Büyü satmak. Toprağım; kadının kitap kütüphanesi gibi büyü dolabı var! Her duruma uygun büyüsü var. Adamın eli çok sıkı, biraz bonkör olsun mu istiyorsun? Kadında büyüsü hemen var. Hazır. Şu saç tutamımı uyurken yüzüne at gerisini bekle ve gör!

Yahu okumak diyorum! Okumak! Aloo?

En çok satan kitabı geçtik, en çok satan büyüye geldik yahu.

Şaka bir yana; acaba ülkenin en çok kitap okunan beldesi olabilir miyiz?

Basit; Kişi başı kitap satışını yukarı çekmemize bakar.
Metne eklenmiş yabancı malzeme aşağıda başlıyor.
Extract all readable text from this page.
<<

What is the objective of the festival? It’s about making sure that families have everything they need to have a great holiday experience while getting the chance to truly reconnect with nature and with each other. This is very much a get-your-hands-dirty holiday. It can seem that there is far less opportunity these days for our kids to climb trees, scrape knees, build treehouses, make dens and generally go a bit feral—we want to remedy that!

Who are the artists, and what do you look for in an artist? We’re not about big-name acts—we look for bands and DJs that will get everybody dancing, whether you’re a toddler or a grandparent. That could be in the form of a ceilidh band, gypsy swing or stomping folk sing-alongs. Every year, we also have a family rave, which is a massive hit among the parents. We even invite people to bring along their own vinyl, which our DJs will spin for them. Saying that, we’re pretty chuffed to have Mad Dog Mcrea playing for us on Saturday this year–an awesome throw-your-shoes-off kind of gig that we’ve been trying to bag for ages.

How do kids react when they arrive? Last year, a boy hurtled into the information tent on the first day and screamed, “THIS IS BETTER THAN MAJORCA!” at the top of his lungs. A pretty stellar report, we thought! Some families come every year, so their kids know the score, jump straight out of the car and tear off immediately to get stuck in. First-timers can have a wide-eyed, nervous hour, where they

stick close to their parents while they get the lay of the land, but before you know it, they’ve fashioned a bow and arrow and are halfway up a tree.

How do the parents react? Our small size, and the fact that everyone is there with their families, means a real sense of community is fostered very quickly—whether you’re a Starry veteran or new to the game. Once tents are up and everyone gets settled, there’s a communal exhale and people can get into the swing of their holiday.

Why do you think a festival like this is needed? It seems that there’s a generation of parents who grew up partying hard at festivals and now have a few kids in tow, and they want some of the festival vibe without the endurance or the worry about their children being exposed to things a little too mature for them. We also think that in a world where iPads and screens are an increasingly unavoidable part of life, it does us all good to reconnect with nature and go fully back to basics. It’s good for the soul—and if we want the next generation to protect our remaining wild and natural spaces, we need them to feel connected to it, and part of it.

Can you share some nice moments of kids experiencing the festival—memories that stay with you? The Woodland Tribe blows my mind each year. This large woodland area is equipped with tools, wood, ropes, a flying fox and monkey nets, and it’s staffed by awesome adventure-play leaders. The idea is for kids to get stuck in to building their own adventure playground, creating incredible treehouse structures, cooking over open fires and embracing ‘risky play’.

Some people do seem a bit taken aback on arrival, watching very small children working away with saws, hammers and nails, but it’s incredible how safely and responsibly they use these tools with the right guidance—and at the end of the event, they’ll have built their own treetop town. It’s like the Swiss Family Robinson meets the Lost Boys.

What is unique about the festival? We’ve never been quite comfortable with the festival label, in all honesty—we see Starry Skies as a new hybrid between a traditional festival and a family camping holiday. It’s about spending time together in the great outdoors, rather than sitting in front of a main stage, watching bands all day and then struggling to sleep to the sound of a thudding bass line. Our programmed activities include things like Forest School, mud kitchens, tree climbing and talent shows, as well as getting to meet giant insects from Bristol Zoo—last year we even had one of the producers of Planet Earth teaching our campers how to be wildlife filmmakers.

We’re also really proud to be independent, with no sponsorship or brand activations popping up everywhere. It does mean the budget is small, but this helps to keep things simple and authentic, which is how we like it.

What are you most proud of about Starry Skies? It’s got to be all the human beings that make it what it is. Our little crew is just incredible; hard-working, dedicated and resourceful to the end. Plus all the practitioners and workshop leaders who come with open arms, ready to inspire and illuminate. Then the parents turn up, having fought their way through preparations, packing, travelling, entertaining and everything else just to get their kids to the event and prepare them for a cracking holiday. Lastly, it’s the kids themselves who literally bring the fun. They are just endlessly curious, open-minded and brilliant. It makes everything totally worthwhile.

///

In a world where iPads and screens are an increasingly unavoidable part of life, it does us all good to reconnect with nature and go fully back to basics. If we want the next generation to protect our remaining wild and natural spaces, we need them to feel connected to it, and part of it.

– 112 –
Ulusal gazetelerin beldemizde çok satması şu sonucu getirir: o medya unsurları Domaniç’imizi konu ederler. Yani örneğin Altıntaş ile Domaniç nüfusu yakın dersek ve buna rağmen Domaniç daha fazla gazete satarsa o gazeteler Domaniç’i konu eder. Basit mantık.

“Okuyaydım da anlasaydım.” dememek için şu son hatırlatmayı yapmak durumundayım: İlahi anlamda sorgu-suale çekileceği zaman insan kendini ifade etmekte ne kadar kabiliyet sahibi olursa ruhunun niyetinin halini o kadar daha isabetli ve daha samimi anlatabilecektir.

“Okuyacaksın da ne olacak?” diyene,

“Okursun…” cevabını yapıştırabilirsiniz.